Category: Separation
Questions/Answers
Why would a couple want a legal separation instead of a divorce?
Sometimes couples have religious reasons for not wanting a divorce. In addition, in some no-fault states, a legal separation is grounds for a divorce. If the couple lives apart in a legal separation for a specific time period set by state law (New Jersey is 18 Months), either the husband or the wife can file for divorce under no fault grounds. If the couple in this situation does not have a legal separation, the husband or the wife would have to file under some other type of grounds, which is almost always placing marital fault.
Is a separation the same thing as a divorce?

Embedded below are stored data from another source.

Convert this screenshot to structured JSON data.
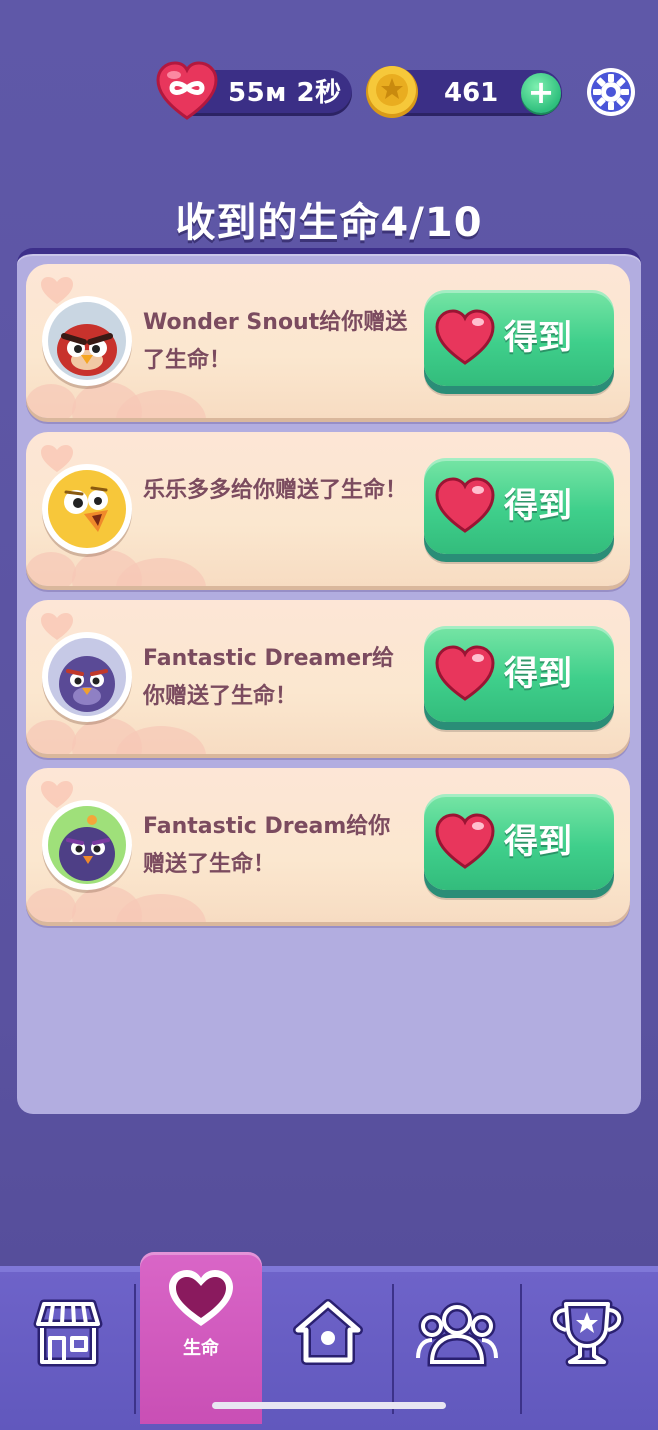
{
  "header": {
    "lives_timer": "55м 2秒",
    "coins": "461",
    "add_coins_label": "+"
  },
  "title": "收到的生命4/10",
  "gifts": [
    {
      "message": "Wonder Snout给你赠送了生命！",
      "button_label": "得到",
      "avatar": "red-bird-avatar"
    },
    {
      "message": "乐乐多多给你赠送了生命！",
      "button_label": "得到",
      "avatar": "yellow-bird-avatar"
    },
    {
      "message": "Fantastic Dreamer给你赠送了生命！",
      "button_label": "得到",
      "avatar": "purple-bird-avatar"
    },
    {
      "message": "Fantastic Dream给你赠送了生命！",
      "button_label": "得到",
      "avatar": "purple-bird-green-bg-avatar"
    }
  ],
  "nav": {
    "items": [
      {
        "name": "shop",
        "icon": "shop-icon"
      },
      {
        "name": "lives",
        "icon": "heart-icon",
        "label": "生命",
        "active": true
      },
      {
        "name": "home",
        "icon": "home-icon"
      },
      {
        "name": "friends",
        "icon": "friends-icon"
      },
      {
        "name": "trophy",
        "icon": "trophy-icon"
      }
    ]
  },
  "colors": {
    "background": "#5f58a8",
    "panel": "#b2ade0",
    "button_green": "#3fcf8b",
    "nav_active": "#d966c7",
    "message_text": "#7b4b5f"
  }
}
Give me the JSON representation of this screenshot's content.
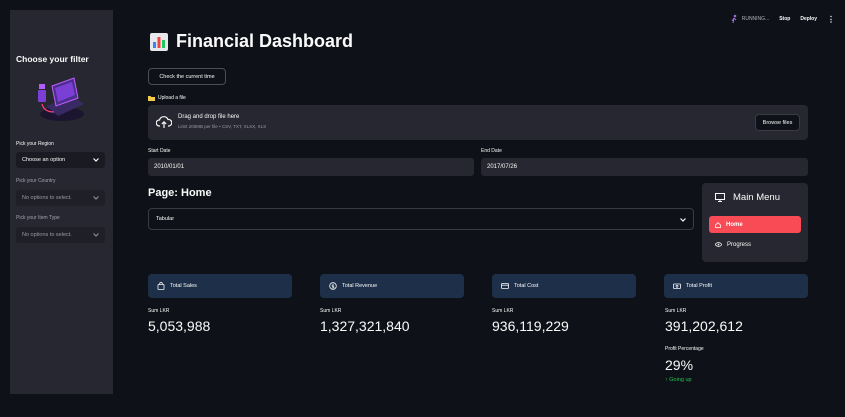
{
  "header": {
    "status": "RUNNING...",
    "stop": "Stop",
    "deploy": "Deploy",
    "more": "⋮"
  },
  "sidebar": {
    "title": "Choose your filter",
    "filters": [
      {
        "label": "Pick your Region",
        "value": "Choose an option"
      },
      {
        "label": "Pick your Country",
        "value": "No options to select."
      },
      {
        "label": "Pick your Item Type",
        "value": "No options to select."
      }
    ]
  },
  "main": {
    "title": "Financial Dashboard",
    "time_button": "Check the current time",
    "upload": {
      "label": "Upload a file",
      "drop_text": "Drag and drop file here",
      "limit_text": "Limit 200MB per file • CSV, TXT, XLSX, XLS",
      "browse": "Browse files"
    },
    "start_date": {
      "label": "Start Date",
      "value": "2010/01/01"
    },
    "end_date": {
      "label": "End Date",
      "value": "2017/07/26"
    },
    "page_title": "Page: Home",
    "view_select": "Tabular"
  },
  "menu": {
    "title": "Main Menu",
    "items": [
      {
        "label": "Home"
      },
      {
        "label": "Progress"
      }
    ]
  },
  "metrics": [
    {
      "card": "Total Sales",
      "label": "Sum LKR",
      "value": "5,053,988"
    },
    {
      "card": "Total Revenue",
      "label": "Sum LKR",
      "value": "1,327,321,840"
    },
    {
      "card": "Total Cost",
      "label": "Sum LKR",
      "value": "936,119,229"
    },
    {
      "card": "Total Profit",
      "label": "Sum LKR",
      "value": "391,202,612"
    }
  ],
  "profit_percentage": {
    "label": "Profit Percentage",
    "value": "29%",
    "delta": "Going up"
  },
  "colors": {
    "accent": "#f94b55",
    "card": "#1e3049",
    "positive": "#21c354",
    "bg": "#0e1117",
    "panel": "#262730"
  }
}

No, legally speaking, a separation is very different from a divorce. A divorce is a legal proceeding whereby spouses cease to be husband and wife. A separation occurs when the couple is living apart but are still legally married. In the case of what is known as a "legal separation," a judge will rule on the property issues, child custody, visitation, and support, but will not grant a divorce. The couple has divided their household, but are still husband and wife until deciding to divorce.
Should you get a divorce?
Remember, you are not the only person involved in this divorce. It takes two to tango, and if you have children, they will be involved as well. Divorce is an emotional, social, and financial minefield that you should enter with care. There is a lot to consider beyond the simple thought of ending a relationship. What about your relatives? What about your mutual friends? What are the financial repercussions? How do I tell the children? What will the children do? Etc.
Helpful Tips and Facts
Unmarried Couples Separating: Emotional Aspects
Sometimes friends and family minimize the impact of the separation because the couple never married. And even couples themselves are sometimes surprised by the intensity of their reactions. Actually, people experience the same kinds of feelings as those ending a legal marriage: denial, anger, questioning, grieving, sadness, anxiety, acceptance, relief, and impatience to move forward. Without the specific time period needed for a married couple to get an uncontested divorce, it is not unusual for a long period of time to pass after the physical separation before people sit down to formally resolve property and/or parenting issues. Sometimes one person initiates the resolution process because they are in a new relationship or planning to get married. This can stir up have additional feelings and situations with which to cope.